“Poor Man’s Capers” – pickled Nasturtium Pods:
Nasturtiums are great in the garden for a myriad of reasons. Firstly, they attract aphids and other insects away from your vegetables, and secondly, their unripe seed pods can be used to make really yummy “poor man’s Capers” (recipe below); thirdly, their flowers are both yummy and colourful in salads, and fourthly their leaves also add a nice peppery taste to salads and are very nutritious; fifthly, they attract bees and feed them and sixth, they look beautiful! So, plant Nasturtiums around your property and gain all the benefits. 🙂
NOTE: We do not generally grow them IN the actual gardens as they attract the aphids, so instead we plant them around the vege gardens to draw the aphids away from the food plants.
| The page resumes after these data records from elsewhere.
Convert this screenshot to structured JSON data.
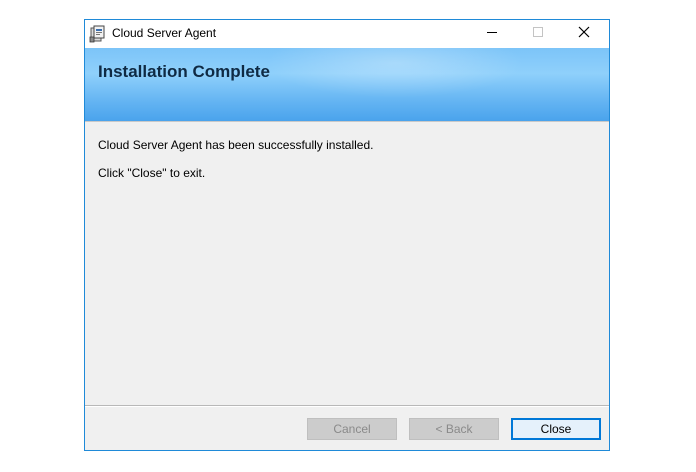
{
  "window": {
    "title": "Cloud Server Agent",
    "accent_color": "#1f8ad8"
  },
  "titlebar": {
    "app_icon": "installer-icon",
    "controls": {
      "minimize": "minimize-icon",
      "maximize": "maximize-icon",
      "close": "close-icon"
    }
  },
  "banner": {
    "title": "Installation Complete",
    "color": "#62b3f2"
  },
  "content": {
    "message": "Cloud Server Agent has been successfully installed.",
    "instruction": "Click \"Close\" to exit."
  },
  "buttons": {
    "cancel": {
      "label": "Cancel",
      "enabled": false
    },
    "back": {
      "label": "< Back",
      "enabled": false
    },
    "close": {
      "label": "Close",
      "enabled": true
    }
  }
}
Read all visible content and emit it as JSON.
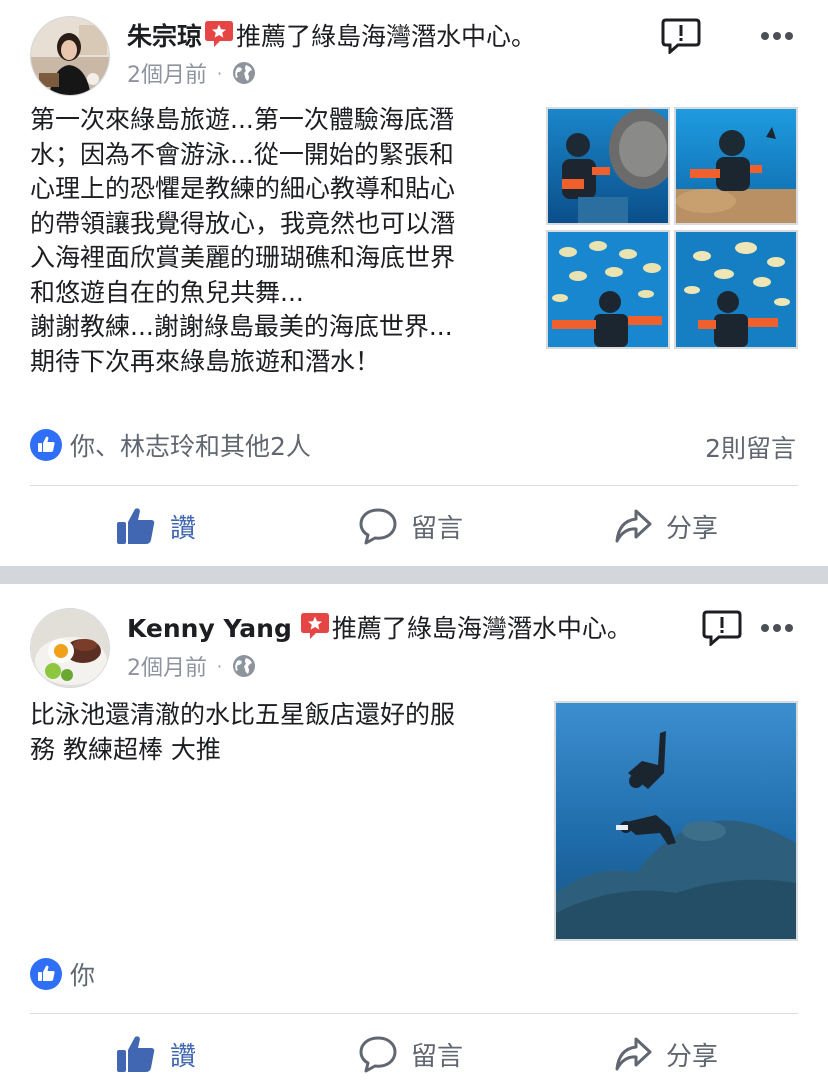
{
  "posts": [
    {
      "author": "朱宗琼",
      "action": "推薦了綠島海灣潛水中心。",
      "time": "2個月前",
      "dot": "·",
      "text": "第一次來綠島旅遊...第一次體驗海底潛\n水；因為不會游泳...從一開始的緊張和\n心理上的恐懼是教練的細心教導和貼心\n的帶領讓我覺得放心，我竟然也可以潛\n入海裡面欣賞美麗的珊瑚礁和海底世界\n和悠遊自在的魚兒共舞...\n謝謝教練...謝謝綠島最美的海底世界...\n期待下次再來綠島旅遊和潛水！",
      "reactions": "你、林志玲和其他2人",
      "comments": "2則留言",
      "actions": {
        "like": "讚",
        "comment": "留言",
        "share": "分享"
      }
    },
    {
      "author": "Kenny Yang",
      "action": "推薦了綠島海灣潛水中心。",
      "time": "2個月前",
      "dot": "·",
      "text": "比泳池還清澈的水比五星飯店還好的服\n務 教練超棒 大推",
      "reactions": "你",
      "actions": {
        "like": "讚",
        "comment": "留言",
        "share": "分享"
      }
    }
  ],
  "colors": {
    "brand_blue": "#4267b2",
    "like_blue": "#2f6ff5",
    "recommend_red": "#e64545",
    "secondary_text": "#606770",
    "separator": "#d3d6da"
  },
  "icons": [
    "recommend-star-icon",
    "globe-icon",
    "report-icon",
    "more-icon",
    "like-badge-icon",
    "thumbs-up-icon",
    "comment-icon",
    "share-icon"
  ]
}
However, they are a brilliant plant to put in Asparagus beds to keep the weeds away while your Asparagus plants get established.
When your Nasturtiums have finished flowering, they will leave behind lovely firm green pods like this (below):
Pick off the hard green pods and wash them to make sure there are no insects or dirt attached; then place them in a small bowl with water and sea salt, for up to 2 days (see below). Change the salted water each day.
Boil up a mix of:
– apple cider vinegar and water (I use between a 1:4 and 1:5 ratio of vinegar to purified water, dependant on how strong the Cider Vinegar is that I am using)
– with 1/2 tsp. each of salt and sugar
(you will want about a half cup of liquid total, per half cup of pods)
Pour the boiling brine over the pods and pickle as usual, in a hot sterilized jar.
Seal and store on the shelf and in the fridge once opened. Use as you would capers.